At Sunflower, I am deeply committed to small breweries but I give myself permission to flex from time to time when the argument is compelling. This is one such case. Making an excellent $18 sake available to my customers (not everyone can afford a $35 bottle, for sure!) is more important than sticking to dogma (I think!)
- Location: Nada ward, Kobe city, Hyogo Prefecture
- Grade: Futusushu
- Rice: Yamadanishiki (Hyogo)
- Polishing: 70%
- Starter: Sokujo
- Yeast: Proprietary
- ABV: 15%
- SMV: +2
- Water: medium-hard Nada Miyamizu
Only twice in Hakutsuru’s 250 year history has the company given one of their toji (master brewers) the honorific title, Toji Kan: which according to Hakutsuru awards leadership not only in brewing, but on a personal, human level among the team.
When Toji-kan Masao Nakazawa retired a few years ago, Hakutsuru said, “please, use this Hyogo Yamadanishiki and make the kind of sake you’d like to drink every day.” Instead of making an expensive Daiginjo with this top-tier rice, he made a humble futsushu.
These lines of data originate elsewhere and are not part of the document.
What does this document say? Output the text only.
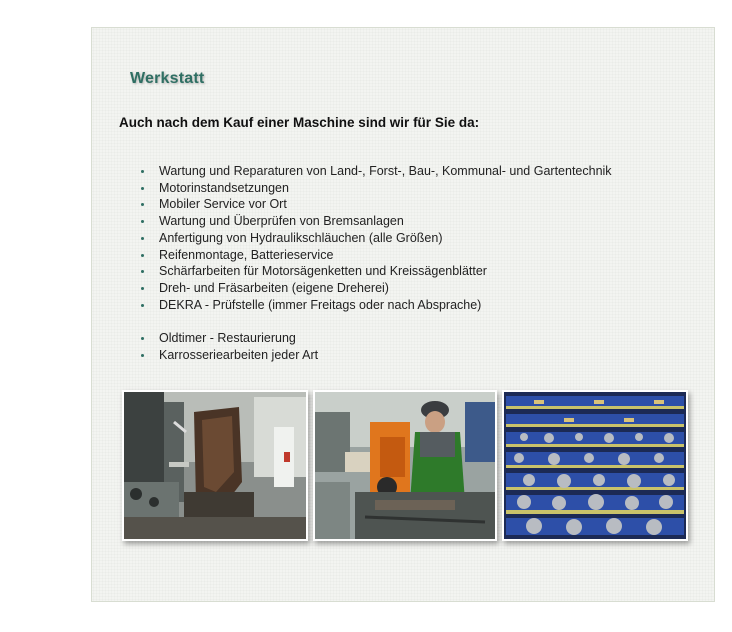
Werkstatt
Auch nach dem Kauf einer Maschine sind wir für Sie da:
Wartung und Reparaturen von Land-, Forst-, Bau-, Kommunal- und Gartentechnik
Motorinstandsetzungen
Mobiler Service vor Ort
Wartung und Überprüfen von Bremsanlagen
Anfertigung von Hydraulikschläuchen (alle Größen)
Reifenmontage, Batterieservice
Schärfarbeiten für Motorsägenketten und Kreissägenblätter
Dreh- und Fräsarbeiten (eigene Dreherei)
DEKRA - Prüfstelle (immer Freitags oder nach Absprache)
Oldtimer - Restaurierung
Karrosseriearbeiten jeder Art
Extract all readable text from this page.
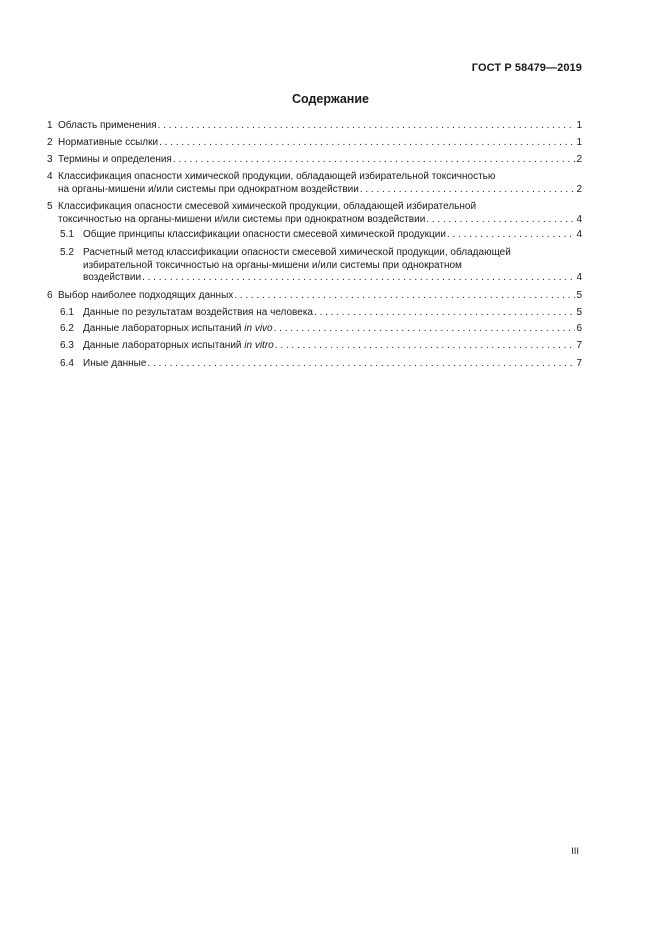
ГОСТ Р 58479—2019
Содержание
1 Область применения . . .	1
2 Нормативные ссылки . . .	1
3 Термины и определения . . .	2
4 Классификация опасности химической продукции, обладающей избирательной токсичностью
на органы-мишени и/или системы при однократном воздействии . . .	2
5 Классификация опасности смесевой химической продукции, обладающей избирательной
токсичностью на органы-мишени и/или системы при однократном воздействии . . .	4
5.1 Общие принципы классификации опасности смесевой химической продукции . . .	4
5.2 Расчетный метод классификации опасности смесевой химической продукции, обладающей
избирательной токсичностью на органы-мишени и/или системы при однократном
воздействии . . .	4
6 Выбор наиболее подходящих данных . . .	5
6.1 Данные по результатам воздействия на человека . . .	5
6.2 Данные лабораторных испытаний in vivo . . .	6
6.3 Данные лабораторных испытаний in vitro . . .	7
6.4 Иные данные . . .	7
III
Specifically, the kind of futsushu you’d drink warm with fellow kurabito (brewery workers) at the end of a long work day. The original intent wasn't to market and sell this brew, only for the team to enjoy the single-run production, but it was so well received that Hakutsuru asked the toji's permission to reproduce it for sale in limited quantity each year. Hakutsuru can't possibly make a great margin off of it-- the ingredients are too expensive. As a result, in Japan it's only sold on premise and in very select shops. It feels like a special release, unlike anything else in the Hakutsuru lineup.
Normally I would not consider a product from the largest brewery in Japan. But Toji-Kan overdelivers in a way that could only be enabled by these circumstances, and designed by a toji with nothing left to prove. A Hyogo Yamadanishiki Futsushu is a bit of a contradiction in terms: like using the best possible grapes for a cheap table wine. What's clear is that by making Toji-kan, Masao-san hoped to leave an honest legacy for the benefit of all thirsty, hardworking kurabito (and the rest of us!)